In response to that need, leaders of the African American Church Development Team, Embrace Baltimore and BCM/D have developed the “Antioch Institute.” Under the leadership of James Dixon, Jr., who serves as director and Steve Hardnett, assistant director, this new initiative has been specifically designed to train African American leaders to be prepared to go out as teams, to evangelize, start Bible studies and begin new self-supporting works.

Twenty-eight students began classes in January. They meet from 8:30 a.m. to 2:30 p.m. on the second Saturday of each month at Parkville Church. Students come from all walks of life and backgrounds and include associate pastors, deacons and lay leaders. Some are college graduates; others are not.

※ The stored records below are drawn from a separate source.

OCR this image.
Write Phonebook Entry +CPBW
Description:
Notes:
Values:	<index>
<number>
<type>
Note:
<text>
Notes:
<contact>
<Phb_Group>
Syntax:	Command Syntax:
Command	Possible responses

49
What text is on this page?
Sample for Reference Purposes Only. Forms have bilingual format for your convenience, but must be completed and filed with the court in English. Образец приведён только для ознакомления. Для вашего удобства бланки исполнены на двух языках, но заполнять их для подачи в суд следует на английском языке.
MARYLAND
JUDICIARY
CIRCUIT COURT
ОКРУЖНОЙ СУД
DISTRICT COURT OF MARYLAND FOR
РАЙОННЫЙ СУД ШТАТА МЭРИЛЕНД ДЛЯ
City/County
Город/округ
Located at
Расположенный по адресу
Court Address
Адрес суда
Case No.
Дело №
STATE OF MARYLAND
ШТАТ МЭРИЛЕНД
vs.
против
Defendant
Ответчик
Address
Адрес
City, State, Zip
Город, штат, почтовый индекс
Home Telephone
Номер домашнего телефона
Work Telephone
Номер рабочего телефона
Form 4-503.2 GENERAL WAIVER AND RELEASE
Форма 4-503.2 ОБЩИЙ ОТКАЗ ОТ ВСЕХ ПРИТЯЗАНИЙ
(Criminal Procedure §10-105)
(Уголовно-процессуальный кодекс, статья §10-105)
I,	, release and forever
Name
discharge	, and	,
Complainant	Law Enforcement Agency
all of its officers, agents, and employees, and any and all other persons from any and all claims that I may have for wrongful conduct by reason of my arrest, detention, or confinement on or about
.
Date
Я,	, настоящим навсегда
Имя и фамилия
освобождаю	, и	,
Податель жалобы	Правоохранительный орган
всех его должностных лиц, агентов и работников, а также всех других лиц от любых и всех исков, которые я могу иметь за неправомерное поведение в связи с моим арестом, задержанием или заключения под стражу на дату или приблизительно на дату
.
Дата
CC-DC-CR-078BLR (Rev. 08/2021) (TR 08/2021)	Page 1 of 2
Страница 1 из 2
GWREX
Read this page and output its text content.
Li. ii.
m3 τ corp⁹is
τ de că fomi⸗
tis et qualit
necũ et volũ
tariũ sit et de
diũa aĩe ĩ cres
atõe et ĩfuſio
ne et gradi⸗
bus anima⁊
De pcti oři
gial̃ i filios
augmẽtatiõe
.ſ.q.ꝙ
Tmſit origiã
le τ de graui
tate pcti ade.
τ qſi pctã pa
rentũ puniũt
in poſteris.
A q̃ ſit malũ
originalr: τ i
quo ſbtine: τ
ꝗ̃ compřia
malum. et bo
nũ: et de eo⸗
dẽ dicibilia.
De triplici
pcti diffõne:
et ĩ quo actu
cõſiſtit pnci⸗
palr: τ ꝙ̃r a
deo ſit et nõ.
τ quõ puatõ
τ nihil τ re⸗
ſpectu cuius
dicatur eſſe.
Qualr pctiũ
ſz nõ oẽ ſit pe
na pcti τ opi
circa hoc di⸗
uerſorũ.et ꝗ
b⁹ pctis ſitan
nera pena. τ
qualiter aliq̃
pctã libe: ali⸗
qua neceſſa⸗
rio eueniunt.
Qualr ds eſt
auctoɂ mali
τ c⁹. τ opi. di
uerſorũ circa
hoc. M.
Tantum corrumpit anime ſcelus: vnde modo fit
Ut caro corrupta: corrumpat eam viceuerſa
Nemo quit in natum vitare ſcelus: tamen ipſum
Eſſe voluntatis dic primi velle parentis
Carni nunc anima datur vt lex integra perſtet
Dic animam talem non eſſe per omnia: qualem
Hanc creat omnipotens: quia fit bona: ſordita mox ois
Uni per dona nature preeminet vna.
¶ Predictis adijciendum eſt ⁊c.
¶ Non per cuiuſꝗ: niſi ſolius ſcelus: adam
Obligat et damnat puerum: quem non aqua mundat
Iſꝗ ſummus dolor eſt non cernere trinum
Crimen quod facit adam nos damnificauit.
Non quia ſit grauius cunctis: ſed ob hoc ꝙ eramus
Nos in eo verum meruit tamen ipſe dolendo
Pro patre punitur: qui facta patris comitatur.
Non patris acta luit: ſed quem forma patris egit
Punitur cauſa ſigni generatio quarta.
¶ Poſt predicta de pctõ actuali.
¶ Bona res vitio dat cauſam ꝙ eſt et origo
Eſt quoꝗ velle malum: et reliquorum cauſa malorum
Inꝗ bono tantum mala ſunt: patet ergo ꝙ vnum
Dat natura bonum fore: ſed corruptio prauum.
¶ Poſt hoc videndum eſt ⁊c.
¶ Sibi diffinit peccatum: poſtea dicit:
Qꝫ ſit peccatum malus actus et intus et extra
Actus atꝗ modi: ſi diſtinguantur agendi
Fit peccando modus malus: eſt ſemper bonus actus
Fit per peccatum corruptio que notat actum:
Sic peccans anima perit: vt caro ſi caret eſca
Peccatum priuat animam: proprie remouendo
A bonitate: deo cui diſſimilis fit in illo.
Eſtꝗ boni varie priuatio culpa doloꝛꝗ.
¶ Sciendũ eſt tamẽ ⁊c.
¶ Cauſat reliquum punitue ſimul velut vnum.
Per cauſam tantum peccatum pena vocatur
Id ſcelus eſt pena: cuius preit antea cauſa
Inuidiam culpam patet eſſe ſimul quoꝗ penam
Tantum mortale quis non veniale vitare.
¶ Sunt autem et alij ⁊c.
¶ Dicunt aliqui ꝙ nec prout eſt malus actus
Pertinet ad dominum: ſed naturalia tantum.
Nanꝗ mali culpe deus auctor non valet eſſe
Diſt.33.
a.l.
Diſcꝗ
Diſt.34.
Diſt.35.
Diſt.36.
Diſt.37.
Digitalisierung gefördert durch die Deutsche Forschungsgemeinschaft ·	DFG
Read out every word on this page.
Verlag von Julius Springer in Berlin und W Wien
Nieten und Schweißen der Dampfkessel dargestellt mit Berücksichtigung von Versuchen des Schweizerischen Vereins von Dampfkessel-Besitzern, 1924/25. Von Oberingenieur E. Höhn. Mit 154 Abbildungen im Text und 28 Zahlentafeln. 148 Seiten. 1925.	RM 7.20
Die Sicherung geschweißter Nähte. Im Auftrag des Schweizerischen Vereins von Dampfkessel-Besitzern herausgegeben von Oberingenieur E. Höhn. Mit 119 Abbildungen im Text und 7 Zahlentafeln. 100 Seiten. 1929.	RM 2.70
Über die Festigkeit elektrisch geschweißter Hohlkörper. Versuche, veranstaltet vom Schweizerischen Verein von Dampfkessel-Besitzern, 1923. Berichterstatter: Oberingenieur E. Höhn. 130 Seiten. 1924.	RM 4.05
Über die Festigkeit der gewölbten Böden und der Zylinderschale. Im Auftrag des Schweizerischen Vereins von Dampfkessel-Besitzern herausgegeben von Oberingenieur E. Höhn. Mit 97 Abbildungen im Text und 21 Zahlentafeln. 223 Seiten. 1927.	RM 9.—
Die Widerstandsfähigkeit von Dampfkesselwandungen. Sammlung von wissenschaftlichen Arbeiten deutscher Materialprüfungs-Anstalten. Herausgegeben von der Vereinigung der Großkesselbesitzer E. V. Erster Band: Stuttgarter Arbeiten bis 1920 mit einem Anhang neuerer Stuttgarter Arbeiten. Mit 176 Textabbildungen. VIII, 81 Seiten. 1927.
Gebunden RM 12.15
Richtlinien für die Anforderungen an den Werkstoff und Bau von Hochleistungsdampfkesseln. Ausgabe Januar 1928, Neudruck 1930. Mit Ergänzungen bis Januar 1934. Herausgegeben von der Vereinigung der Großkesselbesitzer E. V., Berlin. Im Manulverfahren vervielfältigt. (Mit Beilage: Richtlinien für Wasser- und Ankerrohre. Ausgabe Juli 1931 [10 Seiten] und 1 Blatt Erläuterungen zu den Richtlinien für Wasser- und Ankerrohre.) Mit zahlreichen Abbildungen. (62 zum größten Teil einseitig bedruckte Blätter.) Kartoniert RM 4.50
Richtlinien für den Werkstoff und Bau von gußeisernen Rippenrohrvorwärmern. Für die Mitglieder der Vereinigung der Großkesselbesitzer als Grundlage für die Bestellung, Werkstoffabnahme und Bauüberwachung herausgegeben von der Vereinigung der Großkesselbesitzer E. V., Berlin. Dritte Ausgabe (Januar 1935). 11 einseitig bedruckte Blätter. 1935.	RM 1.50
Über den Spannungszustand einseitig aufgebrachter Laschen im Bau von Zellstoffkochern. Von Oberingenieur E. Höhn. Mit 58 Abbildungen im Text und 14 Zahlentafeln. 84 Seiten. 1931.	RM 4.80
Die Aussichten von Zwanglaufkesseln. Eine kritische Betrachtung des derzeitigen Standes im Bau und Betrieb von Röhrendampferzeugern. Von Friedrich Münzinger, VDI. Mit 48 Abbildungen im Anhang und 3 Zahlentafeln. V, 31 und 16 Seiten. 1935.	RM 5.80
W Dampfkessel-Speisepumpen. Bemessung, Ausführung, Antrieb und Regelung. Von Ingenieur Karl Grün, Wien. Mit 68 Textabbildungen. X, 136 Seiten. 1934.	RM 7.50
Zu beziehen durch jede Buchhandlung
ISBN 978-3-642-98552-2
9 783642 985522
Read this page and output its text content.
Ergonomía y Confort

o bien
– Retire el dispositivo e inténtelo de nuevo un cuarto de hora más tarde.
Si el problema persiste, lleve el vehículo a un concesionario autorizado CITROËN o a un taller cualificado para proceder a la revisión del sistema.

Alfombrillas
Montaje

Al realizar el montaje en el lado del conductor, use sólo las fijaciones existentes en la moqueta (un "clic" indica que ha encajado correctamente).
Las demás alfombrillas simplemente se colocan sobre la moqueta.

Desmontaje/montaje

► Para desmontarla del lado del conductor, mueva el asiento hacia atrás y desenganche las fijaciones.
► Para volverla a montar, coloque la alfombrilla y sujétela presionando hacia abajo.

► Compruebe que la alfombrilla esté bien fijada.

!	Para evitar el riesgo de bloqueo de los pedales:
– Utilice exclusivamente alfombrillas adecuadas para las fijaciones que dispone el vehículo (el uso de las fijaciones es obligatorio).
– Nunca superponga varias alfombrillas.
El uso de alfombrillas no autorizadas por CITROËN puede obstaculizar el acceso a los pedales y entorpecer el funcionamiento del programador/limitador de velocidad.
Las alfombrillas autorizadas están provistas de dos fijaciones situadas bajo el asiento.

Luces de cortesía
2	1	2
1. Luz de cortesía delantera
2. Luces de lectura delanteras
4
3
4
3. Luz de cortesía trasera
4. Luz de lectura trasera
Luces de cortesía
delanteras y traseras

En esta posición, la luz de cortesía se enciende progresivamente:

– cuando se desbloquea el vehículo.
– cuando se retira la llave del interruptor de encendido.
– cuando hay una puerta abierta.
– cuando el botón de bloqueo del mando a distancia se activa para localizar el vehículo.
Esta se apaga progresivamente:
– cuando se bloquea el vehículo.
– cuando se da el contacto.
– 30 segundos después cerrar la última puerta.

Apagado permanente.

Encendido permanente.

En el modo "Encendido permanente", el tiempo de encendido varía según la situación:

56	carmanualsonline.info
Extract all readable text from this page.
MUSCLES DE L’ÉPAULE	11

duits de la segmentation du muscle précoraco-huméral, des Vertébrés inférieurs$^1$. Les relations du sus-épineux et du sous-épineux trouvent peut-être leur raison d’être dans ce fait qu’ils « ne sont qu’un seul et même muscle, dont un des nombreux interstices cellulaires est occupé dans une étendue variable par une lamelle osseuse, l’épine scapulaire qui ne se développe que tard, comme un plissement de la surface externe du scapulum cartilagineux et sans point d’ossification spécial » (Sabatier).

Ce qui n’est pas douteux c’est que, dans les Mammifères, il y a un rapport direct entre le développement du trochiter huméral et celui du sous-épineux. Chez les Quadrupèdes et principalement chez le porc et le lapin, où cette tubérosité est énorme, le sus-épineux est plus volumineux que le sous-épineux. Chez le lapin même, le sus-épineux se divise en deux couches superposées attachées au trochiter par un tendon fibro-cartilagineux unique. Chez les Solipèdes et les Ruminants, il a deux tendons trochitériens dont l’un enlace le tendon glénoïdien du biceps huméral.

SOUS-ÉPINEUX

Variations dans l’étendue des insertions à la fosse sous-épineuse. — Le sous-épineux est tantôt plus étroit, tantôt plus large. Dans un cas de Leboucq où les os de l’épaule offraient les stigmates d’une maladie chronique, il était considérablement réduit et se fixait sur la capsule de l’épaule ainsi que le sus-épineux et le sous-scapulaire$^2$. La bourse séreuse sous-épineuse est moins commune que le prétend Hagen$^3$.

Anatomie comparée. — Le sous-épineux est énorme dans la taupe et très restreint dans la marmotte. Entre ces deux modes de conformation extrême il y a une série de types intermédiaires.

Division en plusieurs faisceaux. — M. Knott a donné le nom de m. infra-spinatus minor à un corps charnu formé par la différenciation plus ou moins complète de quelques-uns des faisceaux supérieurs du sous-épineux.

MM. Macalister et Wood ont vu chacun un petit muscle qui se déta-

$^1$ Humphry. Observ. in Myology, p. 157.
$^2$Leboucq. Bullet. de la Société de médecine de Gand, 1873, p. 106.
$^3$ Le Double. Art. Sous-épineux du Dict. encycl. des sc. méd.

Dixon said pastors who have never attended Bible College would benefit from the classes. Topics include evangelism, discipleship, pastoral ministry, biblical studies, founding new churches, spiritual character building, finances, evangelism and discipling.

Darryl Fitch and Isaac Sterling are both members of El Bethel Church, Fort Washington, and students of Antioch Institute. Fitch is an associate minister at El Bethel and a Southern Baptist Theological Seminary graduate student working on a master of divinity degree in counseling. The information he’s learning, he says, is valuable for anyone who wants to better serve in kingdom work.

“Every church needs to have people skilled in evangelism, teaching, working in VBS and other church ministries. All this information is helpful in every aspect of church life,” he said.

Isaac Sterling serves as discipleship ministry leader and minister of education. He too believes the institute is well-rounded and helpful to lay leaders and pastors. He’s also impressed with the instructors.

“This is something that can be used to better understand our churches, how to start them, how they function and how to keep them going,” Sterling said. He also appreciates that the instructors are respected men who have strong ministry experience and share their own backgrounds and the word of God to teach students about real church life.

Graduates of the 18-month program will receive certificates and be commissioned, ready to further their ministries, go into their communities and to be prepared to serve on church planting teams as they are called and as opportunities arise.

Dixon said advanced classes will be added to the institute as time goes on so those who complete the basics can continue to grow.
Antioch instructors for this term include: Robert Anderson, Mel Pride, Randy Millwood, Reynold Carr, Stephen Hardnett, Byron Day, Ken Fentress, Robert Smith Jr. and Kenneth Weathersby.

The initiative is catching the eye of the North American Mission Board, which is using the program as a pilot, watching it closely to possibly duplicate it nationally.

“I feel that this is a great opportunity not just for African Americans, but for all ethnic communities,” Dixon said. “With the team concept, we will be able to reach more people for the kingdom of God. I think this approach provides us a greater opportunity to do a better job in the African American communities. It is my prayer that the Lord will bless our effort and help us to accomplish His purpose through this process.”

BCM/D Executive Director David Lee said that the Baptist Convention of Maryland/Delaware has always been known as a convention of innovators.

“There are many reasons for that,” Lee explained. ”One clear reason is the challenge of our mission field in the very shadow of our nation’s capital. The other is the quality and spiritual commitment of those whom God has called to serve this strategic region.

“The Antioch Institute fits the category of innovation. The North American Mission Board is watching this model’s progression as a possible means for expanding African American church planting across the nation. I commend James Dixon, David Jackson, and the other leaders who have been the architect of this impacting ministry,” Lee said.